Dr. Cameron Gokee is an anthropological archaeologist who studies the interplay between community and landscape. Building on nearly two decades of collaborative research in francophone West Africa, Dr. Gokee currently directs the Bandafassi Regional Archaeological Project to map shifting relations of village life and ethnic identity in a “shatter zone” on the upper Gambia River over the past thousand years. Locally, he also co-directs two projects to explore the historical landscapes of Indigenous and Black communities in southern Appalachia—the Linville Gorge Archaeological Survey and the Junaluska Community Archaeology Project. Finally, Dr. Gokee collaborates with the Undocumented Migration Project to address structural violence against migrants moving across the US-Mexico borderlands. 

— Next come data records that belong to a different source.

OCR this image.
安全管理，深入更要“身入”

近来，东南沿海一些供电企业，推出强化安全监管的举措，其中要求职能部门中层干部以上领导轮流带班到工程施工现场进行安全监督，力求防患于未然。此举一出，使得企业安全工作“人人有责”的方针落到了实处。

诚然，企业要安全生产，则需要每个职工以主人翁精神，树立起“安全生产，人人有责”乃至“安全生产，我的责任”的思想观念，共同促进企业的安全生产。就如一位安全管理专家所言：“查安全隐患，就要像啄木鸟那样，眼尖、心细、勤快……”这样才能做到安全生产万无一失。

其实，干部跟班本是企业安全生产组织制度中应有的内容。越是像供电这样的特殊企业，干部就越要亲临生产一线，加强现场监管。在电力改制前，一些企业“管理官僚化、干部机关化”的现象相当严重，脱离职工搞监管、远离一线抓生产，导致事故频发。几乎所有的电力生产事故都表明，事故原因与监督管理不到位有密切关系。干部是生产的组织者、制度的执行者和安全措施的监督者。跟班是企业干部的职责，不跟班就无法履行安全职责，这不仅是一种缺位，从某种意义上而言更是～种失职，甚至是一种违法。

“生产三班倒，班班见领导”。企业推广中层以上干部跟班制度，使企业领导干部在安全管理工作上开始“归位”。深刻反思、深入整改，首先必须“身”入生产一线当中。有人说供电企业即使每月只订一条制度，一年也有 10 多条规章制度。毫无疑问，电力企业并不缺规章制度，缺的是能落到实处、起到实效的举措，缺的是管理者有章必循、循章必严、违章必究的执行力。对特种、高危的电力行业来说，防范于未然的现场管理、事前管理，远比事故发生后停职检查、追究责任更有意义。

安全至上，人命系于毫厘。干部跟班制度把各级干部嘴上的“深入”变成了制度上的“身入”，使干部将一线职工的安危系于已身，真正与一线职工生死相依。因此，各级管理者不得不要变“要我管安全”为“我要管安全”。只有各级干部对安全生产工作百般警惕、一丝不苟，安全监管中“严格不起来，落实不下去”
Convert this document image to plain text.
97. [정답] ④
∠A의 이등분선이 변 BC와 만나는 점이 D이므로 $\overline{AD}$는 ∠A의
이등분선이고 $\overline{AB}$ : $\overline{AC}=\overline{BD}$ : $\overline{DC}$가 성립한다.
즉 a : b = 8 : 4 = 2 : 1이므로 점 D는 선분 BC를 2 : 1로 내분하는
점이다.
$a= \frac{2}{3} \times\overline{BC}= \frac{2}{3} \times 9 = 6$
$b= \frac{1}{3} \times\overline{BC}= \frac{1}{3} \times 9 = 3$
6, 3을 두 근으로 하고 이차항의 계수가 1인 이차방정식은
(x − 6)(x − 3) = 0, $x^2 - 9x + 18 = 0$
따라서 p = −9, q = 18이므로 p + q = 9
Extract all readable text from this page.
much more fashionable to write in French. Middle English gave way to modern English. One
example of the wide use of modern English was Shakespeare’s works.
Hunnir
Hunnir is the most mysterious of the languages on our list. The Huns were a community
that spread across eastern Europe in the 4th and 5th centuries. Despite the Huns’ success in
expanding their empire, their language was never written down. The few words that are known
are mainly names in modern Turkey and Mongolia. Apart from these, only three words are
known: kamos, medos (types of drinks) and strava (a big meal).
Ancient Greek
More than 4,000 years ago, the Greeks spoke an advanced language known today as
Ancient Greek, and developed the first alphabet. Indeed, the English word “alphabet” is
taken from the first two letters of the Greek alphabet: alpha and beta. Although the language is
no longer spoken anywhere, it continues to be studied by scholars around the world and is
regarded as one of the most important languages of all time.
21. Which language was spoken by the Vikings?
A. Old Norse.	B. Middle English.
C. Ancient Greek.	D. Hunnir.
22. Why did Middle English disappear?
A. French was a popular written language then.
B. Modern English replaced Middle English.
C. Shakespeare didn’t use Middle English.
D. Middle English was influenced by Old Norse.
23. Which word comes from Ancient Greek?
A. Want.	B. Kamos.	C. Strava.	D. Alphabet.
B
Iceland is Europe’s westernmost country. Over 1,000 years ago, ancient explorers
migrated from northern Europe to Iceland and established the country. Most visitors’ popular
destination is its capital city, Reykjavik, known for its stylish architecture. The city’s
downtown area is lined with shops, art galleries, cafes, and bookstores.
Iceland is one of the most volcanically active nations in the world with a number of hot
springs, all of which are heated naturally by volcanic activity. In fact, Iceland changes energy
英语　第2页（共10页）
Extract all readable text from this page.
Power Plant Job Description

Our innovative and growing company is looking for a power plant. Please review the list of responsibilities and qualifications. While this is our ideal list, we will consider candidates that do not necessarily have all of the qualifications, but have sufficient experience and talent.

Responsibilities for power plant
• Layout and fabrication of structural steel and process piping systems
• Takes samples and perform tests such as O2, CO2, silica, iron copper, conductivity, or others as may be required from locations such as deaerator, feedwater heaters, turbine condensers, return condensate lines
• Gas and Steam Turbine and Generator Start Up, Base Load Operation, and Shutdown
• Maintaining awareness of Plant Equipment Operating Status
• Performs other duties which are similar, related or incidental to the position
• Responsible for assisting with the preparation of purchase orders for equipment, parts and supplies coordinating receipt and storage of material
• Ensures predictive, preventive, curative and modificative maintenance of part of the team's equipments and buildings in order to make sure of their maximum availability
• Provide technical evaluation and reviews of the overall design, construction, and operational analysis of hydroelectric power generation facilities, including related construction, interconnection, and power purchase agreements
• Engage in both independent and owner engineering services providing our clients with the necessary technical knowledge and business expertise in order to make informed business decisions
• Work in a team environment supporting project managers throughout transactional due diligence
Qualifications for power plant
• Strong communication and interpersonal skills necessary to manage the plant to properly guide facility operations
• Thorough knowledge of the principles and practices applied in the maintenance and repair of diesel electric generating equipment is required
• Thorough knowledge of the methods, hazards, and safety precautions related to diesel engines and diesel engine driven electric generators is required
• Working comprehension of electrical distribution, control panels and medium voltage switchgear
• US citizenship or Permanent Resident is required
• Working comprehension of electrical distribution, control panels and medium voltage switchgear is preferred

Dr. Carla Klehm is Research Assistant Professor in the Center for Advanced Spatial Technologies at the University of Arkansas. She is an anthropological archaeologist working at the intersection of inequality, long-distance trade, and human-environmental relationships. Funded by NSF, NEH, NGS, and Wenner-Gren, among others, she directs international, multidisciplinary projects that span from the outskirts of the earliest polities in southern Africa and the riverine fortress networks of Bronze Age Europe to mortuary assemblages at some of East Africa’s earliest megalithic monuments. Her projects have incorporated a range of geospatial techniques, including geophysics, UAV-based sensors, and predictive modeling using multispectral satellite imagery, derived from her long-standing relationship with CAST. Dr. Klehm also collaborates directly with local museums and communities and incorporates indigenous perspectives in the narratives she presents to both academic and popular audiences.